E: In your opinion, what is the biggest challenge that most students face going into B-school?

I.K.: Top business schools are designed to challenge the most capable of their students, both academically and in terms of recruiting. Everything is pitched to students at the highest level of their field, and this makes for a very rigorous environment. The biggest personal challenge, and one that we constantly hear about from students, is the level of multi-tasking required, especially during the first year. The coursework, the job search process, and the extracurricular involvement that most B-schools demand would be challenging individually, but taken together, they are exponentially more demanding. Even a small weakness can slow you down as you work to cope with this influx of tasks, so the more groundwork you can accomplish beforehand, the better.

E: What are some of the most important things students should accomplish in the summer of before business school?

I.K.: In terms of business school, the summer before your first year is unique in that you are not being evaluated. You are not on stage yet. I encourage students to leave their current employment a couple of months early, if it is at all feasible, and to view this summer as an evaluative-free space that you should design and tailor to your own needs. If you have a particular academic weakness, seek out structured outlets for improvement. If you have no idea what career path you might want to take, or if your ideas are very loose, it is extremely important to clarify that. As I’ve mentioned, B-School can be a very tough place to “discover yourself”. Use the summer before to touch base with key people in your life – family, mentors, and friends – and to do some introspection. Develop a game plan for the coming months. What academic areas do you want to focus on? What professors would you like to develop relationships with? What extracurricular activities best fit with your career goals?

I also encourage students to begin pretty intensive research into career opportunities. Identify companies that you want to target. Use LinkedIn to see where alumni from your school work. Don’t be afraid to introduce yourself and make connections. The earlier you can create these opportunities, the better.

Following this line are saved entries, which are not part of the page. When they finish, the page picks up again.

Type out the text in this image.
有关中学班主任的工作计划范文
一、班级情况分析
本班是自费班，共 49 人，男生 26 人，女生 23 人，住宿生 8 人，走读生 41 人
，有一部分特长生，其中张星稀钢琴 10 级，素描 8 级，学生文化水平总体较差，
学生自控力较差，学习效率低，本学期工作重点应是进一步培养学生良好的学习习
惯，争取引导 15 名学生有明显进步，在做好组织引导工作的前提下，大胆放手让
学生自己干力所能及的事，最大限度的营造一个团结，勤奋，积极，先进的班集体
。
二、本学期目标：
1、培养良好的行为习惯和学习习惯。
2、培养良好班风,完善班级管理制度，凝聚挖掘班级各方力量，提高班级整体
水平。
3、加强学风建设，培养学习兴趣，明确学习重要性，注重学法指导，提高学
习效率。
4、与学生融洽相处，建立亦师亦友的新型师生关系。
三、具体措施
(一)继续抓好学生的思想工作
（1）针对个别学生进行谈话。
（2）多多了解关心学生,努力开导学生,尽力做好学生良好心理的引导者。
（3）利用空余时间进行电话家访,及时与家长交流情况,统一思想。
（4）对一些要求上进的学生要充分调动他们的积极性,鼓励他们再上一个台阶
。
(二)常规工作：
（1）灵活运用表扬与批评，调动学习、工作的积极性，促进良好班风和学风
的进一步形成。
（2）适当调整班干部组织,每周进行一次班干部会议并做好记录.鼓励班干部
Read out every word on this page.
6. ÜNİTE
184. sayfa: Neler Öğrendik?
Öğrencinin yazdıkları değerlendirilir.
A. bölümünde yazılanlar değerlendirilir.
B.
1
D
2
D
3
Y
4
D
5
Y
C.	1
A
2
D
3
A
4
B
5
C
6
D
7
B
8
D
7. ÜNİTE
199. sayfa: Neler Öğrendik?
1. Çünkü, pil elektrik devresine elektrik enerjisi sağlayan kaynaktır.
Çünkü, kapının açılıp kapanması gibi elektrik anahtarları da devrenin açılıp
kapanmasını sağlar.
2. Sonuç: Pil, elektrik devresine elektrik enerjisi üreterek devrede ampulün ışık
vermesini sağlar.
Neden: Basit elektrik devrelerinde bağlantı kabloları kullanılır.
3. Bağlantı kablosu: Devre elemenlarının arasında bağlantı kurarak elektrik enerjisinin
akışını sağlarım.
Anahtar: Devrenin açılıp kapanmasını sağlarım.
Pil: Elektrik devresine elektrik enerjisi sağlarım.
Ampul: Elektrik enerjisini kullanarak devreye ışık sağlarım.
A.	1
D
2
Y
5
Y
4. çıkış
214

E: What would you advise them NOT to do?

I.K.: If at all possible, do not work straight up until school begins. The first year of business school is often exhausting, and it can be a lot harder if you do not have some sort of break beforehand, to reset yourself physically and mentally. We have recently added a Wilderness Skills course to our pre-MBA program, and it is something that I am very excited about. Basically, the program gives rising MBAs a chance to join their peers for a week-long venture into the beautiful wilderness of the Pacific Northwest, learn valuable outdoor travel skills, and have a lot of fun. Such experiences – though they are not directly academic or career-related – can broaden your perspective and provide valuable respite before the craziness of business school. In life, we are offered very few sabbaticals from employment, and the summer before B-school can be such a unique and rewarding opportunity – to have an adventure, to learn something new, and to refocus on what is coming. Don’t let that chance pass you by.